RIO DE JANEIRO, (Reuters) – Brazilian prosecutors said yesterday they charged 22 people, 21 of them with qualified homicide, for their roles in the collapse of a tailings dam at the Samarco Mineração SA iron ore mine last November that killed 19 people.

The charges follow what is now considered to be the largest environmental disaster in Brazil’s history. The dam collapse released millions of tonnes of muddy mine waste, wiping out several small communities.

Samarco, its co-owners Vale SA and BHP Billiton Ltd, and Brazilian engineering company VOGBR Recursos Hidricas e Geotechnica Ltd which certified the dam’s safety, were charged with environmental crimes.
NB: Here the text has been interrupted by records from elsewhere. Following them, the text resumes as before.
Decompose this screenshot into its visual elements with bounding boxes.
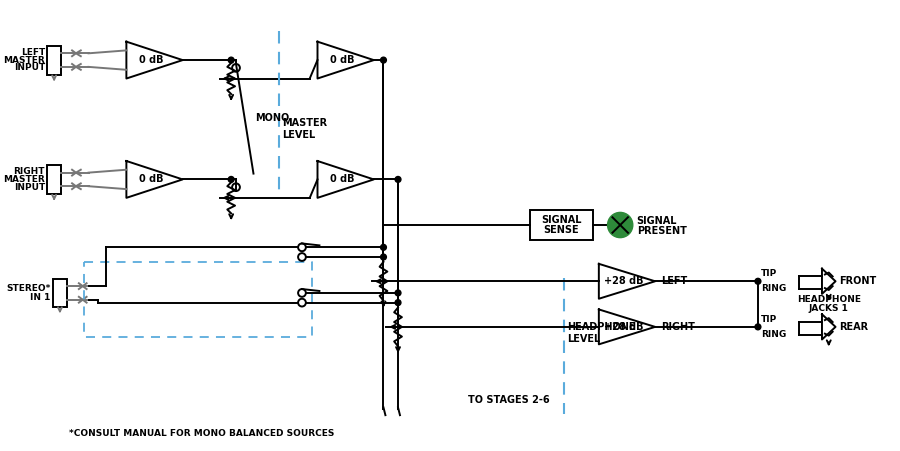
Text: IN 1: IN 1 <box>31 293 50 302</box>
Circle shape <box>395 300 400 305</box>
Text: MASTER: MASTER <box>282 118 328 128</box>
Text: MASTER: MASTER <box>3 175 45 184</box>
Text: 0 dB: 0 dB <box>330 175 355 184</box>
Text: SENSE: SENSE <box>544 225 580 235</box>
Circle shape <box>608 212 633 238</box>
Text: JACKS 1: JACKS 1 <box>809 304 849 313</box>
Circle shape <box>395 176 400 182</box>
Text: HEADPHONE: HEADPHONE <box>567 322 635 332</box>
Text: LEFT: LEFT <box>661 276 688 286</box>
Text: LEVEL: LEVEL <box>567 334 600 344</box>
FancyBboxPatch shape <box>47 165 61 194</box>
Circle shape <box>381 244 386 250</box>
Text: TIP: TIP <box>760 315 777 324</box>
Circle shape <box>229 57 234 63</box>
Text: MONO: MONO <box>256 113 290 123</box>
Text: +28 dB: +28 dB <box>604 322 644 332</box>
Text: *CONSULT MANUAL FOR MONO BALANCED SOURCES: *CONSULT MANUAL FOR MONO BALANCED SOURCE… <box>69 429 335 438</box>
Circle shape <box>229 176 234 182</box>
Text: INPUT: INPUT <box>14 63 45 72</box>
Circle shape <box>395 290 400 296</box>
Text: SIGNAL: SIGNAL <box>636 216 677 226</box>
Text: SIGNAL: SIGNAL <box>541 215 581 225</box>
FancyBboxPatch shape <box>53 279 68 307</box>
Text: 0 dB: 0 dB <box>140 175 164 184</box>
Text: PRESENT: PRESENT <box>636 226 687 236</box>
Circle shape <box>381 254 386 260</box>
Text: TIP: TIP <box>760 269 777 278</box>
Text: RIGHT: RIGHT <box>661 322 695 332</box>
FancyBboxPatch shape <box>47 46 61 75</box>
Text: 0 dB: 0 dB <box>140 55 164 65</box>
FancyBboxPatch shape <box>530 211 593 239</box>
Circle shape <box>381 57 386 63</box>
Text: RIGHT: RIGHT <box>14 167 45 176</box>
Text: LEFT: LEFT <box>21 48 45 57</box>
Text: FRONT: FRONT <box>840 276 877 286</box>
Circle shape <box>755 278 760 284</box>
Text: LEVEL: LEVEL <box>282 130 315 140</box>
Text: MASTER: MASTER <box>3 55 45 64</box>
Text: RING: RING <box>760 330 786 339</box>
Text: +28 dB: +28 dB <box>604 276 644 286</box>
Text: HEADPHONE: HEADPHONE <box>796 295 860 304</box>
Text: STEREO*: STEREO* <box>6 284 50 293</box>
Text: REAR: REAR <box>840 322 868 332</box>
Text: RING: RING <box>760 284 786 293</box>
Circle shape <box>755 324 760 330</box>
Text: TO STAGES 2-6: TO STAGES 2-6 <box>468 395 550 405</box>
Text: 0 dB: 0 dB <box>330 55 355 65</box>
Text: INPUT: INPUT <box>14 183 45 192</box>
BHP, Vale and Samarco officials said in statements they rejected the charges.

Prosecutor Jose Adericido Leite Sampaio told reporters at a briefing in Belo Horizonte, broadcast live by GloboNews, that executives at Samarco had clear awareness the dam could fail but ignored the risks and prioritized profit.

If convicted the accused, who include 16 Brazilians, two Americans, a South African, an Australian and a French citizen, could face sentences of up to 54 years, prosecutors said. The former chief executive of Samarco, Ricardo Viscovi, is among the accused.

Under Brazil’s criminal code, qualified homicide is homicide aggravated by certain factors.

Following the dam collapse, thick red sludge flowed into one of Brazil’s main rivers, the Rio Doce, killing fish and fouling water supplies for hundreds of kilometers before reaching the Atlantic ocean.

Before the case goes to trial, the charges need to be approved by a judge. Prosecutors filed the charges with a judge in Belo Horizonte, Brazil earlier in the day.

“These people were murdered,” Eduardo Santos de Oliveira, one of the prosecutors in the case, said of those who died.

Vale said in a statement that it would vigorously defend its executives and employees against the charges and that evidence shows that there was no knowledge that the dam could fail before the disaster occurred.

BHP said it has not been formally advised of the proceedings and that it rejects outright the charges against the company and those individuals who have been charged.